Kurban olmak büyük bir fedâkârlıktır. Türkçe’de insanın çok sevdiği kimseye en büyük iltifatı “Seni yaratan Allah’a kurban olayım” sözüdür. Şair der ki: “Halk-ı âlem yılda bir kez ıyd için kurban eder, Dem be dem saat be saat ben senin kurbanınım” Kurban, Arapça yakınlık demektir. Sâmi asıllı bir kelime olan bu kelime, Tevrat’ta da geçer. İnsan, kurban keserek rabbine yaklaşmak ister. Arapça’da kurbana duhâ (kuşluk) vaktinde kesildiği için udhiyye, kurban bayramına da ıydü’l-adhâ denir.

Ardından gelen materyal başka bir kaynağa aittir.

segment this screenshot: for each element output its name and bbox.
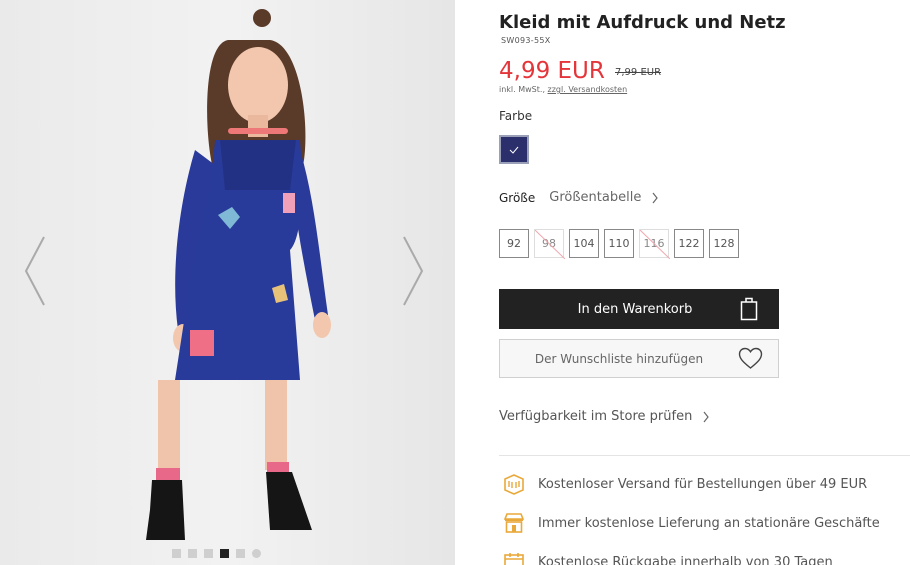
- gallery-dot[interactable]: [188, 549, 197, 558]
- unavailable-strike-icon: [535, 230, 565, 259]
- size-header: Größe Größentabelle: [499, 190, 659, 205]
- gallery-dot[interactable]: [236, 549, 245, 558]
- size-option-92[interactable]: 92: [499, 229, 529, 258]
- calendar-icon: [504, 553, 524, 565]
- size-label: Größe: [499, 190, 536, 205]
- unavailable-strike-icon: [640, 230, 670, 259]
- product-gallery: [0, 0, 455, 565]
- size-option-128[interactable]: 128: [709, 229, 739, 258]
- size-options: 92 98 104 110 116 122 128: [499, 229, 739, 259]
- size-option-104[interactable]: 104: [569, 229, 599, 258]
- product-sku: SW093-55X: [501, 36, 551, 45]
- check-store-availability-label: Verfügbarkeit im Store prüfen: [499, 409, 693, 424]
- size-option-116-unavailable[interactable]: 116: [639, 229, 670, 259]
- chevron-right-icon: [703, 411, 710, 422]
- store-icon: [503, 513, 525, 533]
- size-option-122[interactable]: 122: [674, 229, 704, 258]
- color-label: Farbe: [499, 109, 533, 123]
- delivery-box-icon: [504, 474, 524, 495]
- current-price: 4,99 EUR: [499, 58, 605, 84]
- shipping-costs-link[interactable]: zzgl. Versandkosten: [548, 85, 628, 94]
- size-option-110[interactable]: 110: [604, 229, 634, 258]
- gallery-dot-video[interactable]: [252, 549, 261, 558]
- section-divider: [499, 455, 910, 456]
- size-guide-link[interactable]: Größentabelle: [549, 190, 641, 205]
- gallery-dot[interactable]: [172, 549, 181, 558]
- add-to-cart-button[interactable]: In den Warenkorb: [499, 289, 779, 329]
- benefit-free-shipping: Kostenloser Versand für Bestellungen übe…: [502, 472, 867, 496]
- benefit-store-delivery: Immer kostenlose Lieferung an stationäre…: [502, 511, 880, 535]
- product-photo: [0, 0, 455, 565]
- previous-image-arrow-icon[interactable]: [22, 235, 48, 307]
- chevron-right-icon: [652, 192, 659, 203]
- add-to-wishlist-label: Der Wunschliste hinzufügen: [534, 351, 704, 366]
- add-to-cart-label: In den Warenkorb: [577, 301, 693, 317]
- next-image-arrow-icon[interactable]: [400, 235, 426, 307]
- checkmark-icon: [509, 146, 519, 154]
- tax-note: inkl. MwSt., zzgl. Versandkosten: [499, 85, 627, 94]
- check-store-availability-link[interactable]: Verfügbarkeit im Store prüfen: [499, 409, 710, 424]
- product-title: Kleid mit Aufdruck und Netz: [499, 12, 786, 33]
- benefit-text: Immer kostenlose Lieferung an stationäre…: [538, 515, 880, 531]
- benefit-text: Kostenloser Versand für Bestellungen übe…: [538, 476, 868, 492]
- gallery-dot[interactable]: [204, 549, 213, 558]
- gallery-thumbnail-indicators: [172, 549, 261, 558]
- old-price: 7,99 EUR: [615, 67, 662, 78]
- benefit-text: Kostenlose Rückgabe innerhalb von 30 Tag…: [538, 554, 833, 565]
- gallery-dot-active[interactable]: [220, 549, 229, 558]
- color-swatch-navy[interactable]: [499, 135, 529, 164]
- tax-included-text: inkl. MwSt.,: [499, 85, 548, 94]
- size-option-98-unavailable[interactable]: 98: [534, 229, 565, 259]
- shopping-bag-icon: [740, 297, 758, 321]
- heart-icon: [738, 347, 763, 369]
- add-to-wishlist-button[interactable]: Der Wunschliste hinzufügen: [499, 339, 779, 378]
- benefit-free-returns: Kostenlose Rückgabe innerhalb von 30 Tag…: [502, 550, 833, 565]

Bütün dillerde bu iş için kullanılan kelimeler birbirine yakın manadadır. Sacrifice, takdis etmek, bir şeyi Allah’a sunarak mukaddes kılmak; offering, Allah’a hediye takdim etme manasına gelir. Bu iş için Eski Ahid’de geçen minha, bağış; zebah, mukaddes kan dökme demektir.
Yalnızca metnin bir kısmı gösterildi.